It was a hot day when I picked up Russian beauty Madison Quinn in the Fake Taxi. About halfway through the journey, the raven-haired hottie admitted she hadn’t brought any cash. Bokep China I told Madison that I would waive the fare if she showed me her boobs, which she agreed to. I liked the look of her sexy body, so I found a quiet place to park and joined the petite babe in the backseat of the cab. After I played with her small, perky tits, the inked-up slut dropped to her knees and sucked me off before riding my cock cowgirl-style. Madison treated me to another blowjob before I banged her in doggystyle and missionary, then we did some spooning until I orgasmed all over her pretty pussy!
Lalu didorong penisnya masuk ke mulut adiknya. Sementara tangannya yang lain menyusup ke bawah rok merahnya, meraba-raba paha mungil adiknyanya, terus dari bawah merambat ke atas, perlahan menyingkap roknya. “Maap kakak…”
Budi berdiri dan memegang kepala Wati. “Mmmhh…Kocokin dik…”
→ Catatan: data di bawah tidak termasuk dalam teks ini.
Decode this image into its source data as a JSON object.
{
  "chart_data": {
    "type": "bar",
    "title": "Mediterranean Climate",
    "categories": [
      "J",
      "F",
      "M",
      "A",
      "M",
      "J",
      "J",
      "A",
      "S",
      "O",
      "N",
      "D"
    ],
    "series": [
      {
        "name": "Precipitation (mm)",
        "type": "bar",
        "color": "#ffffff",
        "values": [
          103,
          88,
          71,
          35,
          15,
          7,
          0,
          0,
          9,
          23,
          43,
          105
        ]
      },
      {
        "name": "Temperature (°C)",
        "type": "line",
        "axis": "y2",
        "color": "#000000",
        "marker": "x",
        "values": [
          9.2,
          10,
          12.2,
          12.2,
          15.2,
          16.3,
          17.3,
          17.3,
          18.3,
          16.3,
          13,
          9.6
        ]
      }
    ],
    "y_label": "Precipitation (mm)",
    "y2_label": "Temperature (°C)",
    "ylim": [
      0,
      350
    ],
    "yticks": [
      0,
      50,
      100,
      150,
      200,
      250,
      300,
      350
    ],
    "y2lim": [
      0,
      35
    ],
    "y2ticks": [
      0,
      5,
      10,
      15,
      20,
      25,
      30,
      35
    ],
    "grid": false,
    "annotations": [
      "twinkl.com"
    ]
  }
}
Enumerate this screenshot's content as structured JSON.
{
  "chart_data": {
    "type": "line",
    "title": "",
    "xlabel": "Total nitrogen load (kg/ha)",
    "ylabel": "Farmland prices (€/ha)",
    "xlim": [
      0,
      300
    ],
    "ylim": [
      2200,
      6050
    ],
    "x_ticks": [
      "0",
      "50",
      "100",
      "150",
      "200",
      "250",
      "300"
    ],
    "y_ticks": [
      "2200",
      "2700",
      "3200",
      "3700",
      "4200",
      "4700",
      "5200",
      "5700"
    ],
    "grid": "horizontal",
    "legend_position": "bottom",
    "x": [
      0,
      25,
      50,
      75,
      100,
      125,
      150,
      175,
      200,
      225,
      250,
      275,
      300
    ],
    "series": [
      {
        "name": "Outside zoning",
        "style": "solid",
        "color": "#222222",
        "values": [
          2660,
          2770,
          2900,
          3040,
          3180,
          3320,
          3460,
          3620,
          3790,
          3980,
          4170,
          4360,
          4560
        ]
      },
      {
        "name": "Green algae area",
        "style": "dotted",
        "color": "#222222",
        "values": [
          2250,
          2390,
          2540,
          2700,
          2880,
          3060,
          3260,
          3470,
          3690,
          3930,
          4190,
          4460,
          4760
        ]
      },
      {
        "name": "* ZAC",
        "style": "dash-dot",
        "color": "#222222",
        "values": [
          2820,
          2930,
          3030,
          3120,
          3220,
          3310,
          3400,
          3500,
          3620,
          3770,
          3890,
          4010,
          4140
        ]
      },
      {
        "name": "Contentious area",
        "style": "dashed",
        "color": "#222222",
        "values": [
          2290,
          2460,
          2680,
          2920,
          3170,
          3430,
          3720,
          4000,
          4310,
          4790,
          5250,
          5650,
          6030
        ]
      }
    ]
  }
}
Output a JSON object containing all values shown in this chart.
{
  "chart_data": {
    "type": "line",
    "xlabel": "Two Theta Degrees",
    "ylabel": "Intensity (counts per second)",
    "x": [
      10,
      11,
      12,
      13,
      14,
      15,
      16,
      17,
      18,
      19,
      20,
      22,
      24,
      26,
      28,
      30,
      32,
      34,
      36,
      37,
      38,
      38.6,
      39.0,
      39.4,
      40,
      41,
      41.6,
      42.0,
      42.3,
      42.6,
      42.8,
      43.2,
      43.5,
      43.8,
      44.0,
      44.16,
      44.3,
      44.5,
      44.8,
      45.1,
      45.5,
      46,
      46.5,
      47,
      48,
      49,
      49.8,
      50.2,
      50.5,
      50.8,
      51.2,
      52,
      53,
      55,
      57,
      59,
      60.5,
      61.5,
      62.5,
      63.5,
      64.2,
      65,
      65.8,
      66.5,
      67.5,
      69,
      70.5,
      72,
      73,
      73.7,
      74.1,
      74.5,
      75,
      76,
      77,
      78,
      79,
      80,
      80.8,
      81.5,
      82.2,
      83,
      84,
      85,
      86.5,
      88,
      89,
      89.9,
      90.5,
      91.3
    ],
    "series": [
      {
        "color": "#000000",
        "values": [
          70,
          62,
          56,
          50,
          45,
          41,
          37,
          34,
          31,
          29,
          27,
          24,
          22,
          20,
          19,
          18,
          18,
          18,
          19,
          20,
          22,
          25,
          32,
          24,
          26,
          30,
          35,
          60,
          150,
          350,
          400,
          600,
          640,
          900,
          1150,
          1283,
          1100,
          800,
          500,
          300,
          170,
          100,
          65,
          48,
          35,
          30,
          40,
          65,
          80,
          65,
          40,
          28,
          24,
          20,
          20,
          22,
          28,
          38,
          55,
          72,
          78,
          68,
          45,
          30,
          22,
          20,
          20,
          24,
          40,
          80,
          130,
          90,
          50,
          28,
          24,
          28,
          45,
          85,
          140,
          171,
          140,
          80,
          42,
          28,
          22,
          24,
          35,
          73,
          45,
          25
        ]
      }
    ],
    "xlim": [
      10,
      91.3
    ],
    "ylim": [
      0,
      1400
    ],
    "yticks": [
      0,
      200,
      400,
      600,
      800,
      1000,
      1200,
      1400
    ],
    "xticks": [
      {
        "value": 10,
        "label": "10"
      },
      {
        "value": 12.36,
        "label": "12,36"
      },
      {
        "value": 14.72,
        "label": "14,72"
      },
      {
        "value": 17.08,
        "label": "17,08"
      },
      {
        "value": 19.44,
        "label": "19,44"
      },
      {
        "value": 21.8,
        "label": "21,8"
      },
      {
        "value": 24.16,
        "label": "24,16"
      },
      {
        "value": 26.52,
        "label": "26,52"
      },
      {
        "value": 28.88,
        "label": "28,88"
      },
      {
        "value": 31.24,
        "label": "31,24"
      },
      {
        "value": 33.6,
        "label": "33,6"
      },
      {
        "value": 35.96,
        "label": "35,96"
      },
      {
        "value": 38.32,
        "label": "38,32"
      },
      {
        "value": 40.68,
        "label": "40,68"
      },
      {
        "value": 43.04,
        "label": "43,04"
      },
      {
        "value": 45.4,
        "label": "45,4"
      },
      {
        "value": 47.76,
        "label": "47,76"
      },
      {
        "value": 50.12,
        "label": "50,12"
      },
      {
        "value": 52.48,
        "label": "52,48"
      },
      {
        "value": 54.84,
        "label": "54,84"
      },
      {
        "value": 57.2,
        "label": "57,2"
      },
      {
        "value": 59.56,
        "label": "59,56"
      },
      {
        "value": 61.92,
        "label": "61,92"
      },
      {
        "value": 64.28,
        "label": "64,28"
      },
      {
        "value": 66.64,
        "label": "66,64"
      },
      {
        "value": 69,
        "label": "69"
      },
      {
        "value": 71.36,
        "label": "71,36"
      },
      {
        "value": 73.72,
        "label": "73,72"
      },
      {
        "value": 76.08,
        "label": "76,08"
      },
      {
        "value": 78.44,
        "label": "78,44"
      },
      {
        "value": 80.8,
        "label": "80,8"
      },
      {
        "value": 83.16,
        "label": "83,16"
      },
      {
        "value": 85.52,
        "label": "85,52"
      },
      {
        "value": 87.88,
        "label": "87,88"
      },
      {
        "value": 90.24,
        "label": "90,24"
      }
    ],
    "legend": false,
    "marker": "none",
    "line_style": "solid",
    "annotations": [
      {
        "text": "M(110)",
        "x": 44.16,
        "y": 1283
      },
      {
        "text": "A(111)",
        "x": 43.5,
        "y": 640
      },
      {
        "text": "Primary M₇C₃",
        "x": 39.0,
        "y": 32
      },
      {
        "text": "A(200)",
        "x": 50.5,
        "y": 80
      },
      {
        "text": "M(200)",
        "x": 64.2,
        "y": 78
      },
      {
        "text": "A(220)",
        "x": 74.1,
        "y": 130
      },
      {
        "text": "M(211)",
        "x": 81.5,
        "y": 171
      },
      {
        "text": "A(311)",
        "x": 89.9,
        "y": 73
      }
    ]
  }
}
Wati menurut dan mengurut batang kakaknya yang baginya lumayan panjang dan besar.“Menurut kamu gimana batang kak Budi?” tanya sang ayah. “Dikit lagi…ah..ah..dikit lagi…aahh….kakak keluar….”
CROT CROT CROOT CROOT
Sperma si kakak keluar di dalam mulut si adik. Wati melirik ke arah kakaknya dan memperhatikan raut wajahnya yang keenakan. “Wati…oralin titit kakakmu gih…”
“Wati juga mau donk kak…masak cuma kakak doank yang enak..”
“Ya udah sini…cepetan….kakak jilatin mekinya kamu…”
Wati kegiarangan dan segera mengambil posisi 69.Sang ayah segera mengambil poisisi membelakani putrinya dan menyorot bokongnya. “Ngg…Jangan kakak…aku kan adikmu…,” ucapnya dengan nada ngambek. “jangan dilepas yah CDnya.